How do you organize your collection? – Linus Lee
This is actually true when it comes to my single issues, but I am guessing that would not be an adequate answer. I used to organize everything alphabetically, but with the rise of my comic book garage sales, it’s largely become two melting pots of sections in my long boxes. One are the comics I am fine selling. Those are all organized numerically in sections, but there is zero rhyme or reason as to what is with what. The other are the comics I am keeping. And simply because I want to keep my boxes filled but not too filled, there isn’t a lot of logic behind how those are all together. Newer comics are largely together, and some boxes are favored creator-owned or independent comics. Two boxes are just Uncanny X-Men.

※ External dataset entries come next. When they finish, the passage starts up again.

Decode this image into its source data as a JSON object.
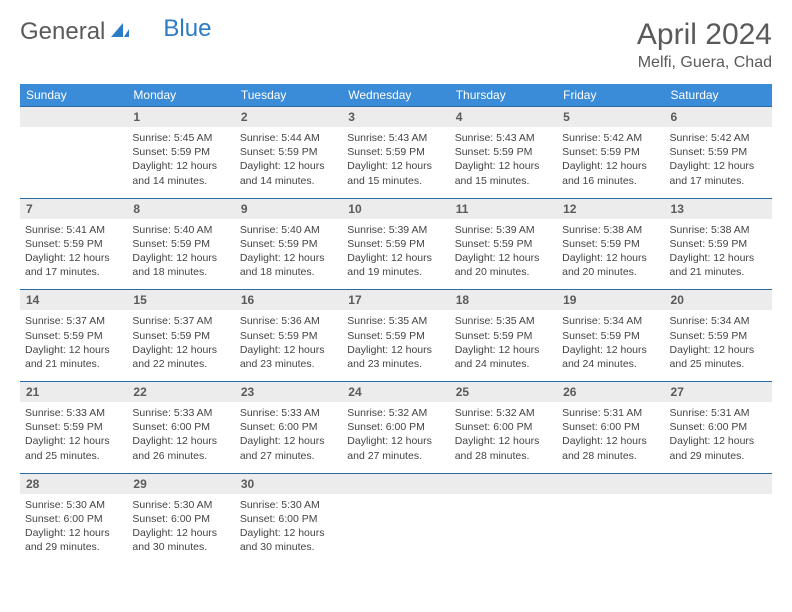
{
  "logo": {
    "text_gray": "General",
    "text_blue": "Blue"
  },
  "title": "April 2024",
  "location": "Melfi, Guera, Chad",
  "weekdays": [
    "Sunday",
    "Monday",
    "Tuesday",
    "Wednesday",
    "Thursday",
    "Friday",
    "Saturday"
  ],
  "colors": {
    "header_bg": "#3a8bd8",
    "header_text": "#ffffff",
    "row_border": "#2c6aa8",
    "daynum_bg": "#ececec",
    "text": "#5a5a5a",
    "logo_blue": "#2c7bc6"
  },
  "weeks": [
    [
      {},
      {
        "n": "1",
        "sunrise": "5:45 AM",
        "sunset": "5:59 PM",
        "daylight": "12 hours and 14 minutes."
      },
      {
        "n": "2",
        "sunrise": "5:44 AM",
        "sunset": "5:59 PM",
        "daylight": "12 hours and 14 minutes."
      },
      {
        "n": "3",
        "sunrise": "5:43 AM",
        "sunset": "5:59 PM",
        "daylight": "12 hours and 15 minutes."
      },
      {
        "n": "4",
        "sunrise": "5:43 AM",
        "sunset": "5:59 PM",
        "daylight": "12 hours and 15 minutes."
      },
      {
        "n": "5",
        "sunrise": "5:42 AM",
        "sunset": "5:59 PM",
        "daylight": "12 hours and 16 minutes."
      },
      {
        "n": "6",
        "sunrise": "5:42 AM",
        "sunset": "5:59 PM",
        "daylight": "12 hours and 17 minutes."
      }
    ],
    [
      {
        "n": "7",
        "sunrise": "5:41 AM",
        "sunset": "5:59 PM",
        "daylight": "12 hours and 17 minutes."
      },
      {
        "n": "8",
        "sunrise": "5:40 AM",
        "sunset": "5:59 PM",
        "daylight": "12 hours and 18 minutes."
      },
      {
        "n": "9",
        "sunrise": "5:40 AM",
        "sunset": "5:59 PM",
        "daylight": "12 hours and 18 minutes."
      },
      {
        "n": "10",
        "sunrise": "5:39 AM",
        "sunset": "5:59 PM",
        "daylight": "12 hours and 19 minutes."
      },
      {
        "n": "11",
        "sunrise": "5:39 AM",
        "sunset": "5:59 PM",
        "daylight": "12 hours and 20 minutes."
      },
      {
        "n": "12",
        "sunrise": "5:38 AM",
        "sunset": "5:59 PM",
        "daylight": "12 hours and 20 minutes."
      },
      {
        "n": "13",
        "sunrise": "5:38 AM",
        "sunset": "5:59 PM",
        "daylight": "12 hours and 21 minutes."
      }
    ],
    [
      {
        "n": "14",
        "sunrise": "5:37 AM",
        "sunset": "5:59 PM",
        "daylight": "12 hours and 21 minutes."
      },
      {
        "n": "15",
        "sunrise": "5:37 AM",
        "sunset": "5:59 PM",
        "daylight": "12 hours and 22 minutes."
      },
      {
        "n": "16",
        "sunrise": "5:36 AM",
        "sunset": "5:59 PM",
        "daylight": "12 hours and 23 minutes."
      },
      {
        "n": "17",
        "sunrise": "5:35 AM",
        "sunset": "5:59 PM",
        "daylight": "12 hours and 23 minutes."
      },
      {
        "n": "18",
        "sunrise": "5:35 AM",
        "sunset": "5:59 PM",
        "daylight": "12 hours and 24 minutes."
      },
      {
        "n": "19",
        "sunrise": "5:34 AM",
        "sunset": "5:59 PM",
        "daylight": "12 hours and 24 minutes."
      },
      {
        "n": "20",
        "sunrise": "5:34 AM",
        "sunset": "5:59 PM",
        "daylight": "12 hours and 25 minutes."
      }
    ],
    [
      {
        "n": "21",
        "sunrise": "5:33 AM",
        "sunset": "5:59 PM",
        "daylight": "12 hours and 25 minutes."
      },
      {
        "n": "22",
        "sunrise": "5:33 AM",
        "sunset": "6:00 PM",
        "daylight": "12 hours and 26 minutes."
      },
      {
        "n": "23",
        "sunrise": "5:33 AM",
        "sunset": "6:00 PM",
        "daylight": "12 hours and 27 minutes."
      },
      {
        "n": "24",
        "sunrise": "5:32 AM",
        "sunset": "6:00 PM",
        "daylight": "12 hours and 27 minutes."
      },
      {
        "n": "25",
        "sunrise": "5:32 AM",
        "sunset": "6:00 PM",
        "daylight": "12 hours and 28 minutes."
      },
      {
        "n": "26",
        "sunrise": "5:31 AM",
        "sunset": "6:00 PM",
        "daylight": "12 hours and 28 minutes."
      },
      {
        "n": "27",
        "sunrise": "5:31 AM",
        "sunset": "6:00 PM",
        "daylight": "12 hours and 29 minutes."
      }
    ],
    [
      {
        "n": "28",
        "sunrise": "5:30 AM",
        "sunset": "6:00 PM",
        "daylight": "12 hours and 29 minutes."
      },
      {
        "n": "29",
        "sunrise": "5:30 AM",
        "sunset": "6:00 PM",
        "daylight": "12 hours and 30 minutes."
      },
      {
        "n": "30",
        "sunrise": "5:30 AM",
        "sunset": "6:00 PM",
        "daylight": "12 hours and 30 minutes."
      },
      {},
      {},
      {},
      {}
    ]
  ],
  "labels": {
    "sunrise": "Sunrise:",
    "sunset": "Sunset:",
    "daylight": "Daylight:"
  }
}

But besides straight numbered order, my single issues are largely organizational anarchy, with little thinking behind what is what (see: a box that is four different Wolverine-centric books…and Jeff Smith’s Bone).

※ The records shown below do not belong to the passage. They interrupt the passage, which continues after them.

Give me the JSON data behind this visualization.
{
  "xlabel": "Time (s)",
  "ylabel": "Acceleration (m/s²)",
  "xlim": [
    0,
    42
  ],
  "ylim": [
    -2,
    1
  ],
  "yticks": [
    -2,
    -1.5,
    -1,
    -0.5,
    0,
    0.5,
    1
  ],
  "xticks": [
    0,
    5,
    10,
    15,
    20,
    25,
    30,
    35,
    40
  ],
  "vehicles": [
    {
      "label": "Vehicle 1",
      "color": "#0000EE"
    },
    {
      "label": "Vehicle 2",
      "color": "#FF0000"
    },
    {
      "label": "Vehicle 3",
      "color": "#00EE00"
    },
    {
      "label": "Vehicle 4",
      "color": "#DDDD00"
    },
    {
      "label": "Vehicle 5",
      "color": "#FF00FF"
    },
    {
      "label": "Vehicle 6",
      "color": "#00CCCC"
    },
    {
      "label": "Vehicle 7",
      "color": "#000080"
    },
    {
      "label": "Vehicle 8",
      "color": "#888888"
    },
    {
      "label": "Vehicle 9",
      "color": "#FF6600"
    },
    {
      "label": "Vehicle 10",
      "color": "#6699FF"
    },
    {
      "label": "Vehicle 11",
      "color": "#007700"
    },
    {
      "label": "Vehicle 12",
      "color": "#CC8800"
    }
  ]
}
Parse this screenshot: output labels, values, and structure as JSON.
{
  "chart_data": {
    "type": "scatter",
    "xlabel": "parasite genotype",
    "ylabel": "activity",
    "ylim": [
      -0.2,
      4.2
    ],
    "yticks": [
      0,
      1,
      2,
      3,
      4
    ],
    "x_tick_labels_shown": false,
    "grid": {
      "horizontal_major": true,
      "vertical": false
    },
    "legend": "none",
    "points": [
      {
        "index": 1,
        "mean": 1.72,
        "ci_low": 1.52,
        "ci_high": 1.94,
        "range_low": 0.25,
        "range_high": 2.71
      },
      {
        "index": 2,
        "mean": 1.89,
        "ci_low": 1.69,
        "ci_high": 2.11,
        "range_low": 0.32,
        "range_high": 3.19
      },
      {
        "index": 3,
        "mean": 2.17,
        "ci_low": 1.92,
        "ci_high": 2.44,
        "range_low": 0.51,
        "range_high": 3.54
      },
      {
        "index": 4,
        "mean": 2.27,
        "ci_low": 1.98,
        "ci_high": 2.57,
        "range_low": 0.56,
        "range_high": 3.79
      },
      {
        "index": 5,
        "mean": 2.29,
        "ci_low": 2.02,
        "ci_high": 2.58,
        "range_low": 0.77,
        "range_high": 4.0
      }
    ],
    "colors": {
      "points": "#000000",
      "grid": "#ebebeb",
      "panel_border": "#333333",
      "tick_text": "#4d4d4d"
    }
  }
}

Trades and graphic novels are a different story. I have three eight space bookcases and one giant 25 space bookcase for those. One of the eight spacers is dedicated to Marvel/DC, and for those, they’re organized by title with the two publishers separated. And when I say by title, I mean by title within fiefdoms, i.e. all X-Men comics are together, even if it says “New Mutants” on it or whatever. The remainder is non-Marvel/DC comics, and there are two sections within that. One are the titles I only have one book from the creator on. Those are organized by creator name or title simultaneously, and that is purely based on which I remember first. The rest – all of which are comics I have multiple volumes of from the same creator – are organized by the dominant creator in my brain. Sometimes that’s the writer. Other times it’s the artist. It’s considerably simpler when it’s a cartoonist, because then I don’t have to choose.
But that’s the gist of it. But then I have my manga and oversized releases on top of the two indie/creator-owned bookcases, and those are again organized by volume number. I also have my spinner racks, which are organized autobiographically, as I walked through recently. It probably wouldn’t make sense to others, especially considering how there are nuances and subjectivity to it. But it’s how I do it!

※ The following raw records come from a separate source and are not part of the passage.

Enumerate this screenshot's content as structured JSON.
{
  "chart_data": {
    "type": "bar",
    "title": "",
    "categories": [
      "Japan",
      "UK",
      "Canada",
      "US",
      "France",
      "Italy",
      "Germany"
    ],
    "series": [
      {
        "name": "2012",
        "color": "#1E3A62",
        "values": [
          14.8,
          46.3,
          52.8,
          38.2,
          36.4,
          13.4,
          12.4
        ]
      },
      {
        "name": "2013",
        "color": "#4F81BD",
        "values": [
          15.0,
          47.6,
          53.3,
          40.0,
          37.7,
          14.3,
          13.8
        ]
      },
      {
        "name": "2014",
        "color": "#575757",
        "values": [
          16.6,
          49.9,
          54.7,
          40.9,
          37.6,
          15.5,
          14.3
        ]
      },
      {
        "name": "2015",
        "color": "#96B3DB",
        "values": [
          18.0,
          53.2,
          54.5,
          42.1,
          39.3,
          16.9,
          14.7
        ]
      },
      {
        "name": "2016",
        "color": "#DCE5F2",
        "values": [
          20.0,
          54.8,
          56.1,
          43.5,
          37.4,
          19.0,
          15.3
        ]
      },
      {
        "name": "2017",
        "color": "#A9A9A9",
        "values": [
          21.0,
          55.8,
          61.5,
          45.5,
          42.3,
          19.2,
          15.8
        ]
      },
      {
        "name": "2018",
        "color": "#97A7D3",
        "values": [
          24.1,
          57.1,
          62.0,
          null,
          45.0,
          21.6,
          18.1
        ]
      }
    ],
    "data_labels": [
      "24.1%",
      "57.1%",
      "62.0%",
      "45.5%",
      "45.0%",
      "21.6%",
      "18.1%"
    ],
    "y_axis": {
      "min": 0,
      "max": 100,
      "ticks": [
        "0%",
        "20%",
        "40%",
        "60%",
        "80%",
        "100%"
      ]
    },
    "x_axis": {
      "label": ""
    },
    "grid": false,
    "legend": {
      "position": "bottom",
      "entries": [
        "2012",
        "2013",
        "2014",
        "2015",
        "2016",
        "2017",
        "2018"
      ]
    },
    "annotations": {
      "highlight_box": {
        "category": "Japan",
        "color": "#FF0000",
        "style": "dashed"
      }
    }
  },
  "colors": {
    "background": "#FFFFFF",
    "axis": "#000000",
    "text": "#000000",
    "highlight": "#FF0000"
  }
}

You’ve mentioned the omnibus (omnibi?) is your least favourite format for reading comics. What’s your favourite format for reading and collecting? I’ve recently decided to wait a bit longer for certain series to come out in larger formats, for example the hardcover edition of Something Is Killing the Children, which collects three TPBs’ worth of comics, instead of picking up individual TPBs. How long are you willing to wait, to see if a series will be released in your preferred format? – Tjas Debeljak
My favorite format to read in is, effectively, the graphic novel. And by that, I mean just the all-in-one, single story book designed for that format rather than comics. That’s cheating relative to the question, though.
My favorite version of collected comics, though, would be a hardcover collection that would collect, say, ten issues, max. In fact, I’ll give you a perfect example: the Paper Girls hardcovers. That’s the best format in my mind. Substantial production value. Enough issues to get a hefty read but not enough to feel overwhelming. Won’t crush you to death under the weight of the book. It’s great!
That said, I won’t wait for that. My broken comic book brain reads single issues for highest priority reads, simply because the urgency required to get on the story immediately. I occasionally trade wait, but never for stories I’m urgently excited for. So I’m not willing to wait. I will buy it again later on in my preferred format – see: Brubaker and Phillips joints – but I won’t wait.